Statistiques Récentes sur la Réduction du Torchage
Selon un rapport d’une unité de recherches sur l’énergie, consulté par Echorouk, le torchage a diminué de 4 % en 2024, soit l’équivalent de 0,3 milliard de mètres cubes. Cette réduction s’accompagne d’une baisse de 5 % de la production pétrolière. Cependant, l’intensité du torchage a augmenté de 2 %, s’établissant à plus de 19 mètres cubes par baril. Sonatrach, acteur majeur du secteur pétrolier et gazier algérien, est à l’origine de 80 % du torchage total du pays. Cumulativement, huit de ses principaux sites ont réussi à réduire de 0,8 milliard de mètres cubes le gaz brûlé, Tin Fouyé Tabenkort étant le site le plus performant.
Comparaison avec d’Autres Pays de la Région
Le torchage en Irak a atteint environ 1,75 milliard de pieds cubes par jour en 2024, ce qui représente près de la moitié de sa production gazière. La capacité de traitement de gaz a progressé, passant de 1,3 milliard de pieds cubes par jour en 2023 à 2,1 milliards en 2024. Les pertes économiques dues au torchage oscillent entre 2,5 et 3 milliards de dollars par an. Au-delà des pertes financières, il en résulte une diminution de 15 000 mégawatts de production électrique et l’émission de 2,5 millions de tonnes de dioxyde de carbone par milliard de mètres cubes brûlés.
En Libye, le torchage a baissé de 8 % en 2024, après une hausse de 25 % en 2023. Cette diminution est liée à la fermeture de certains champs pétroliers et à une baisse de 5 % de la production pétrolière. Les sociétés Sirte Petroleum, Al-Sareer et Al-Waha ont optimisé leurs réseaux de transport de condensats, amélioré les systèmes de séparation du gaz, et introduit de nouveaux compresseurs. Le pays prévoit de réduire le torchage à 120 millions de pieds cubes par jour d’ici 2026 et d’approcher le zéro d’ici 2030, conformément à l’accord de Paris sur le climat.

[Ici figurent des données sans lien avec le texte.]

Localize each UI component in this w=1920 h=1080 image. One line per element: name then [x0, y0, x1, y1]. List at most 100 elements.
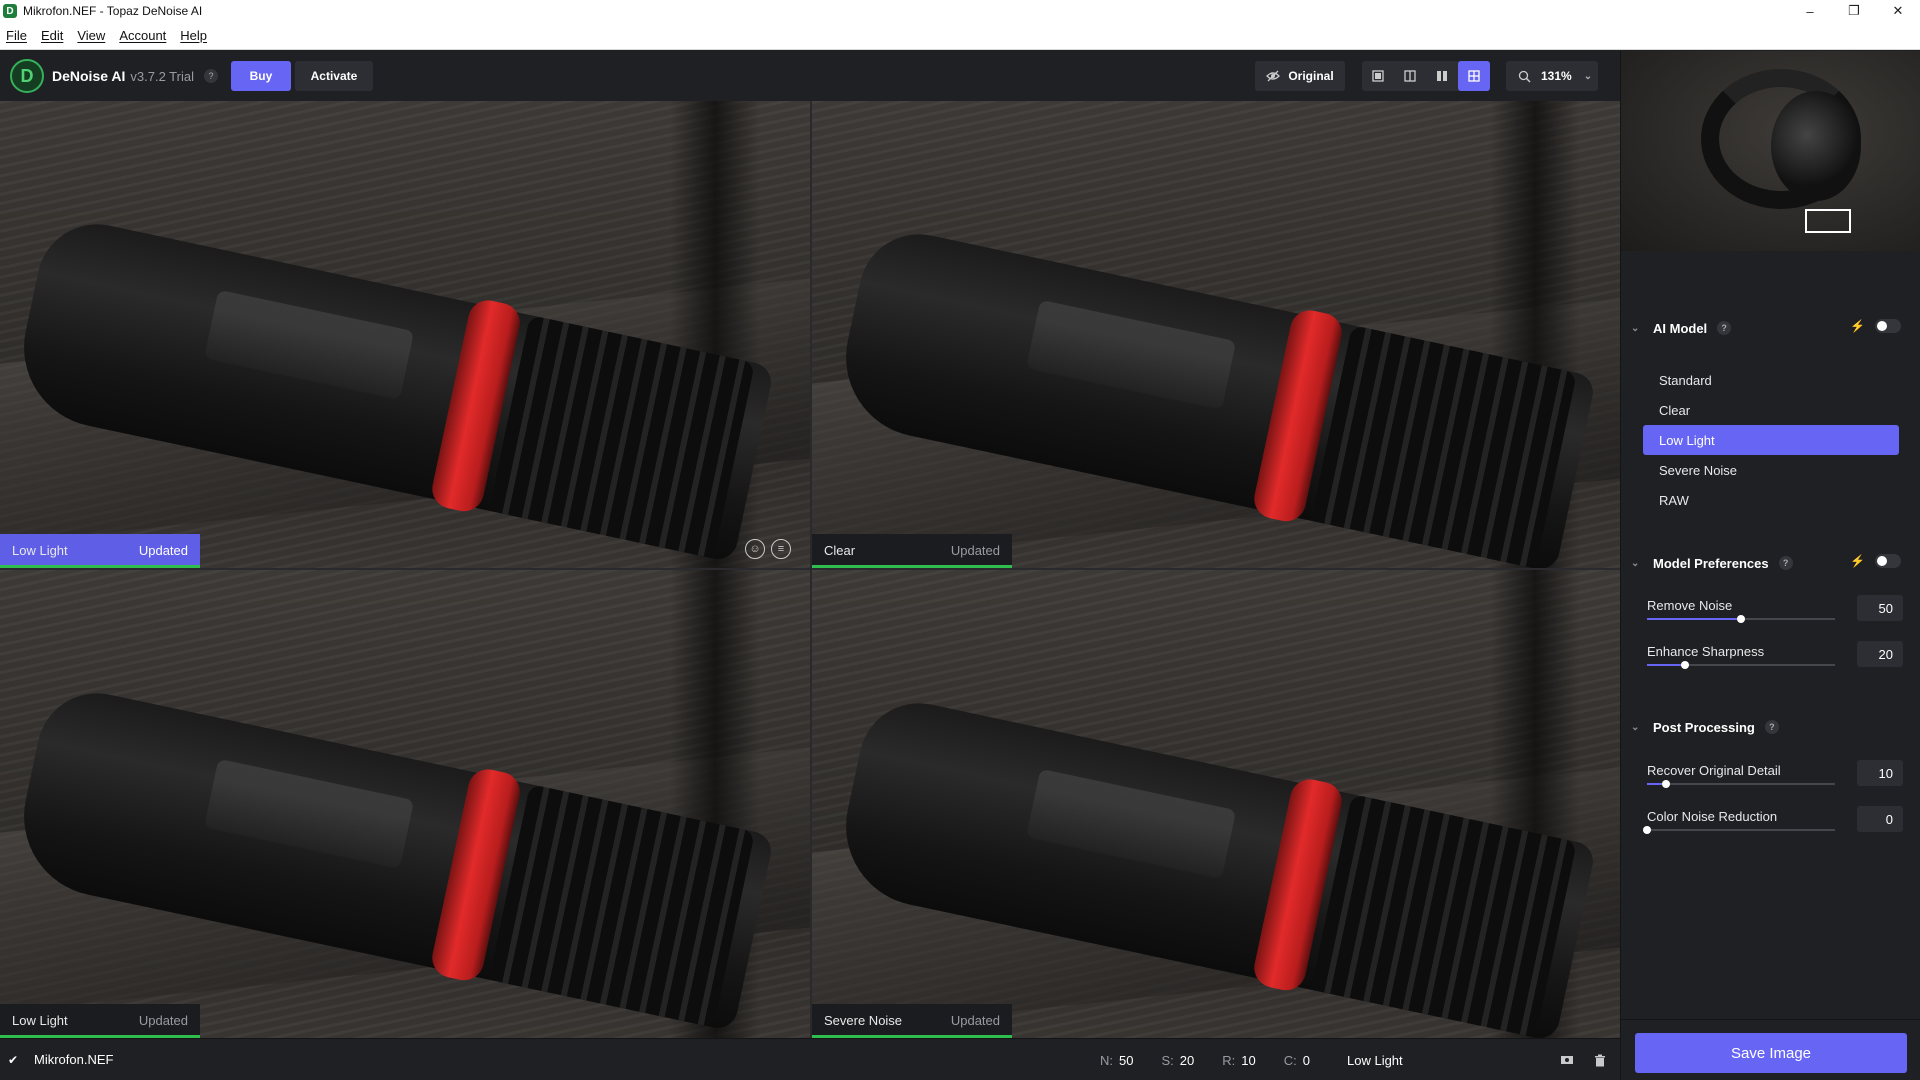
preview-pane-1[interactable]: Low Light Updated [0, 101, 810, 568]
save-image-button[interactable]: Save Image [1635, 1033, 1907, 1073]
comparison-view-button[interactable] [1458, 61, 1490, 91]
restore-icon[interactable]: ❐ [1832, 0, 1876, 22]
color-noise-slider: Color Noise Reduction 0 [1643, 806, 1903, 849]
auto-toggle-group: ⚡ [1850, 319, 1901, 333]
side-by-side-view-button[interactable] [1426, 61, 1458, 91]
slider-value-input[interactable]: 50 [1857, 595, 1903, 621]
check-icon: ✔ [8, 1052, 19, 1067]
slider-track[interactable] [1647, 661, 1835, 669]
preview-pane-2[interactable]: Clear Updated [812, 101, 1620, 568]
preview-image [0, 570, 810, 1038]
model-option-clear[interactable]: Clear [1643, 395, 1899, 425]
pane-label: Low Light Updated [0, 534, 200, 568]
chevron-down-icon[interactable]: ⌄ [1631, 722, 1643, 733]
app-icon: D [3, 4, 17, 18]
menu-edit[interactable]: Edit [34, 28, 70, 43]
help-icon[interactable]: ? [1778, 556, 1793, 570]
grid-view-icon [1468, 70, 1480, 82]
preview-pane-3[interactable]: Low Light Updated [0, 570, 810, 1038]
post-processing-header[interactable]: ⌄ Post Processing ? [1621, 715, 1920, 739]
status-bar: ✔ Mikrofon.NEF N: 50 S: 20 R: 10 C: 0 Low Li… [0, 1038, 1620, 1080]
split-view-button[interactable] [1394, 61, 1426, 91]
app-logo: D [10, 59, 44, 93]
window-controls: – ❐ ✕ [1788, 0, 1920, 22]
model-option-severe-noise[interactable]: Severe Noise [1643, 455, 1899, 485]
auto-ai-model-toggle[interactable] [1875, 319, 1901, 333]
pane-status: Updated [950, 542, 1000, 558]
slider-value-input[interactable]: 10 [1857, 760, 1903, 786]
model-preferences-title: Model Preferences [1653, 555, 1769, 571]
pane-label: Severe Noise Updated [812, 1004, 1012, 1038]
stat-recover: R: 10 [1222, 1052, 1256, 1068]
slider-thumb[interactable] [1643, 826, 1651, 834]
split-view-icon [1404, 70, 1416, 82]
stat-color: C: 0 [1283, 1052, 1310, 1068]
model-option-standard[interactable]: Standard [1643, 365, 1899, 395]
pane-status: Updated [950, 1012, 1000, 1028]
slider-thumb[interactable] [1680, 661, 1689, 669]
pane-progress-bar [812, 565, 1012, 568]
file-name[interactable]: Mikrofon.NEF [34, 1052, 113, 1067]
pane-status: Updated [138, 1012, 188, 1028]
navigator-thumbnail[interactable] [1621, 51, 1920, 251]
original-label: Original [1288, 69, 1334, 83]
model-preferences-header[interactable]: ⌄ Model Preferences ? ⚡ [1621, 551, 1920, 575]
status-model-name: Low Light [1347, 1052, 1403, 1068]
slider-value-input[interactable]: 20 [1857, 641, 1903, 667]
slider-label: Remove Noise [1647, 598, 1733, 613]
image-preview-icon[interactable] [1560, 1054, 1574, 1066]
preview-image [812, 101, 1620, 568]
title-bar: D Mikrofon.NEF - Topaz DeNoise AI – ❐ ✕ [0, 0, 1920, 22]
trash-icon[interactable] [1594, 1054, 1606, 1067]
slider-track[interactable] [1647, 780, 1835, 788]
activate-button[interactable]: Activate [294, 61, 373, 91]
menu-file[interactable]: File [0, 28, 34, 43]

Mesures et Perspectives pour l’Algérie
En Algérie, les projets de réduction du torchage visent à une utilisation plus efficiente du gaz disponible. Les résultats positifs observés à Tin Fouyé Tabenkort et dans des installations de gaz naturel liquéfié montrent une baisse continue du gaz brûlé. Sonatrach surveille activement les sites avec un taux de torchage élevé pour identifier les secteurs nécessitant des améliorations. Même si la quantité globale de gaz brûlé diminue, l’intensité peut parfois augmenter. Les expériences en Algérie servent de modèle pour d’autres régions confrontées à des niveaux de torchage élevés et facilitent le suivi régulier de la production et gestion du gaz.